Потревоженные тени - Сергей Терпигорев
Шрифт:
Интервал:
Закладка:
Я был в это время уж в гимназии и жил в нашем губернском городе, в благородном пансионе, откуда мы ходили, в сопровождении гувернера-воспитателя, ежедневно в классы. Гувернеров этих у нас было четверо: один немец, один русский и два француза, оба уже старики и оба пленные солдаты великой армии, оставшиеся потом уж навсегда гувернерами в России. Они оба были уж настолько стары, что, собственно, узнать от них хотя что-нибудь о Наполеоне, его маршалах, как и обо всей славной эпохе, ими пережитой, в которой и они были деятелями, — ничего уже нельзя было. Они не могли даже рассказать ни одного анекдота, ни одного случая из тогдашнего времени. Один, покрепче, воровал у нас перочинные ножики, карандаши, которые мы же потом вынимали у него из ящика, и он не спорил при этом.
— Это твой разве?
— Мой, Иван Иванович.
— Ну, бери...
Другой был совсем уж слаб, с трудом ходил, тыкая ногами, и как только садился на стул, начинал сейчас дремать.

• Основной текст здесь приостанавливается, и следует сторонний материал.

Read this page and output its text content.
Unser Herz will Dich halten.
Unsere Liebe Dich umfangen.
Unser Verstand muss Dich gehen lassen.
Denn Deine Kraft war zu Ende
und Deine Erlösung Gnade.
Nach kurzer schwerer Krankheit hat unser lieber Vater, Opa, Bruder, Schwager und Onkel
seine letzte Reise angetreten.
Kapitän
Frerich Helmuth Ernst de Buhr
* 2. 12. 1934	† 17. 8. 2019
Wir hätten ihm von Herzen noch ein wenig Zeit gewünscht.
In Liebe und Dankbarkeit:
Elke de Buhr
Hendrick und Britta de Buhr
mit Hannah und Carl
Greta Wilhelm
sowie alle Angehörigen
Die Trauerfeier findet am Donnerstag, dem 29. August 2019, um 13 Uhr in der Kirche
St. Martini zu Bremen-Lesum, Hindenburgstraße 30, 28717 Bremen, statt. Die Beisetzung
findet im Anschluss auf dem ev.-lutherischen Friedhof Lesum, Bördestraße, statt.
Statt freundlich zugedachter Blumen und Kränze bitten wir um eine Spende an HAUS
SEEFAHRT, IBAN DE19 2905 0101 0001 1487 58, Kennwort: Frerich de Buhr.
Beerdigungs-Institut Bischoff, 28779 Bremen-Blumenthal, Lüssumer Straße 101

Но однажды нам удалось как-то расшевелить его, он был бодрее, чем обыкновенно, слово за слово, и он начал что-то отрывочно, путая и забывая половину, рассказывать из своего прошлого, разумеется и о походе Наполеона в Россию.
Я сидел тут же и слушал его. Его спрашивали, каких он помнит генералов, какие сражения. Он отвечал.
— А Мюрата помните? — спросил я.
— О да! — Мюрат — вице-король был. Красавец. Красива девочки любил...
— Ив Москве?
— И в Москве тоже. У него их много было...
Старик увлекся и начал рассказывать разные скабрезности, на общее удовольствие его слушателей. Его расспрашивали, и он все рассказывал, путал, вспоминал.
— Это раньше, может быть, все было, или тоже и в Москве? — еще раз спросил я его.
— И раньше и в Москве.
Он махнул рукой и захохотал.
Один из товарищей, с которым я был дружнее, чем с другими, тоже сын помещика нашей же губернии, спросил при этом меня:
— Да что это тебя так интересует?
— А я знаю одну его историю... Мюратову, — сказал я, — тоже из времен пребывания его в Москве.
— Ты знаешь?
— Да. Его любовь жива еще, она наша же помещица, нашей губернии.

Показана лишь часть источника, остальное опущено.